Local k is the average K-factor in the study area. The production time of low water-cut tTlw is the production time with water content less than 20%, month. As shown in Fig. 8, the time coefficient α and the production time of low water cut tTlw have a good linear relationship. In case of lack of sufficient production data from low water cut to high water cut, Type3 HFUp can also be used to estimate the time coefficient α.

Fig. 8
figure 8

a Relationship between the time coefficient \(\alpha\) and the production time of low water cut \(t_{{{\text{Tlw}}}}\); b The relationship between the time coefficient \(\alpha\) and Type 3 HFUp

Conclusions

In this study, first, based on the porosity and permeability data of rock analysis, the low-permeability porous waterflooded reservoir was divided into three types of HFUs. Then, in order to popularize the HFU method, a HFU classification method with logging curves was established. The HFU classification results were used to indicate the distribution of the remaining oil. Lastly, based on the K-factor method, the dynamic evaluation method of waterflooding performance was established with historical fitting. The following conclusions are drawn:

  1. (1)

    When the rock data are insufficient, the HFU can also be well-divided with the logging curves.

  2. (2)

    The proportion of HFU thickness (HFUp) of Type 3 from logging curves is a good index for the distribution of water cut in different stages of waterflooding.

  3. (3)

    The empirical evaluation method of waterflooding performance based on the K-factor method is established in this study.

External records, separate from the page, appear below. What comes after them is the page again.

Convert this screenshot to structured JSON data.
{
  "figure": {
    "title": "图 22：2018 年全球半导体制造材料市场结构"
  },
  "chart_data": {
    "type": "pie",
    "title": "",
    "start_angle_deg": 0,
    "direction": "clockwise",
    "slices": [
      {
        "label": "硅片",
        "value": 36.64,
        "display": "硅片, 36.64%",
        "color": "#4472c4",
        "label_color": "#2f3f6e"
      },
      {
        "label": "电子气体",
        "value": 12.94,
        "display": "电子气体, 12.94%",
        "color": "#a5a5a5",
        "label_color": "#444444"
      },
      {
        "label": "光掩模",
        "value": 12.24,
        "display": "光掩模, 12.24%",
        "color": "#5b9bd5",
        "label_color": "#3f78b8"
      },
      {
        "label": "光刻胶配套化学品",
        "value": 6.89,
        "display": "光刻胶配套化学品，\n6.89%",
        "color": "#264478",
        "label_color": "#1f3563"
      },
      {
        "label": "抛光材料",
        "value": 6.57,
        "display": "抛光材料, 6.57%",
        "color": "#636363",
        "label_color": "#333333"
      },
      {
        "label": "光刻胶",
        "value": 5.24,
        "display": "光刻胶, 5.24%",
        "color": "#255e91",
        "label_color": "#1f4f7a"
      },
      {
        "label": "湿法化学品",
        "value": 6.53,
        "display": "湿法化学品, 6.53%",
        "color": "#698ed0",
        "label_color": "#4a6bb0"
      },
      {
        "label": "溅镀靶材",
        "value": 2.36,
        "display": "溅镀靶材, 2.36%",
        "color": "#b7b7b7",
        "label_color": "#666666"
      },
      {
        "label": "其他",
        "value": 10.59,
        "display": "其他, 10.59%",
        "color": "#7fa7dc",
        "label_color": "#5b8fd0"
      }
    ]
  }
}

With a local average k and Type 3 HFUp, the method can predict the waterflooding performance in newly drilled wells.

  4. (4)

    This method is only applicable to reservoirs with connected pores and few fractures. When the fractures and cracks existing, the injected water will form a dominant channel along with them. Moreover, this method cannot be appropriately applied in wells with a high water production rate before production.